A commencer par le World Service, service international dont le rôle a été primordial durant la Seconde Guerre mondiale et la Guerre froide, qui devra réaliser 16 % d’économie d’ici à 2014, date à laquelle il ne bénéficiera plus d’aucun financement du Foreign Office. Le 26 janvier 2011, le groupe a annoncé que certains services en cinq langues étrangères allaient être immédiatement interrompus : l’albanais, le serbe, le macédonien, l’anglais pour les Caraïbes et le portugais pour l’Afrique ; auxquels viennent s’ajouter les services radiophoniques en sept langues (azéri, russe, espagnol pour Cuba, turc, vietnamien, ukrainien et également le mandarin pour cause de brouillage systématique par les autorités chinoises), qui continueront cependant à être utilisées pour la télévision, Internet et les téléphones portables. En outre, la BBC fermera progressivement à partir de mars 2011 ses programmes en ondes courtes, à l’instar de toutes les grandes radios internationales.

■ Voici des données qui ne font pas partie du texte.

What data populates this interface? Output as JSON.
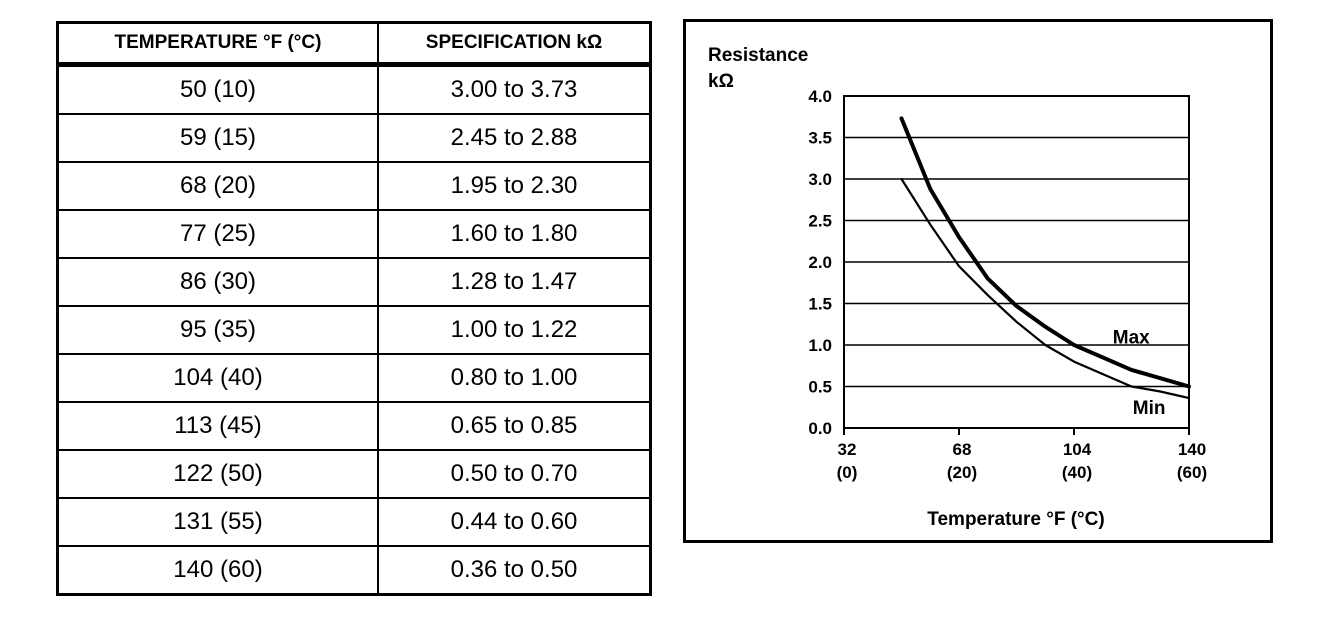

La perte d’audience à l’étranger du prestigieux World Service est estimée à 30 millions d’auditeurs sur les 180 millions actuels. Il en résultera la suppression de 650 emplois sur un effectif total de 2 400 d’ici à 2013. La direction du groupe a néanmoins pris un engagement : « veiller à protéger ses employés « vulnérables », à commencer par les Iraniens, qui veulent échapper à un rapatriement forcé du fait des économies de la BBC ».
Sources :
- « Le budget de la BBC amputée de 16 % sur six ans », AFP, tv5.org, 21 octobre 2010.
- « Le gouvernement britannique prescrit une sévère cure d’amaigrissement à la BBC », Marc Roche, Le Monde, 22 octobre 2010.
- « La BBC annonce une réduction de 25 % de son budget pour l’Internet », AFP, tv5.org, 24 janvier 2011.
- « BBC : le World Service privé de 25 % de ses effectifs et de nombreuses langues », AFP, tv5.org, 26 janvier 2011.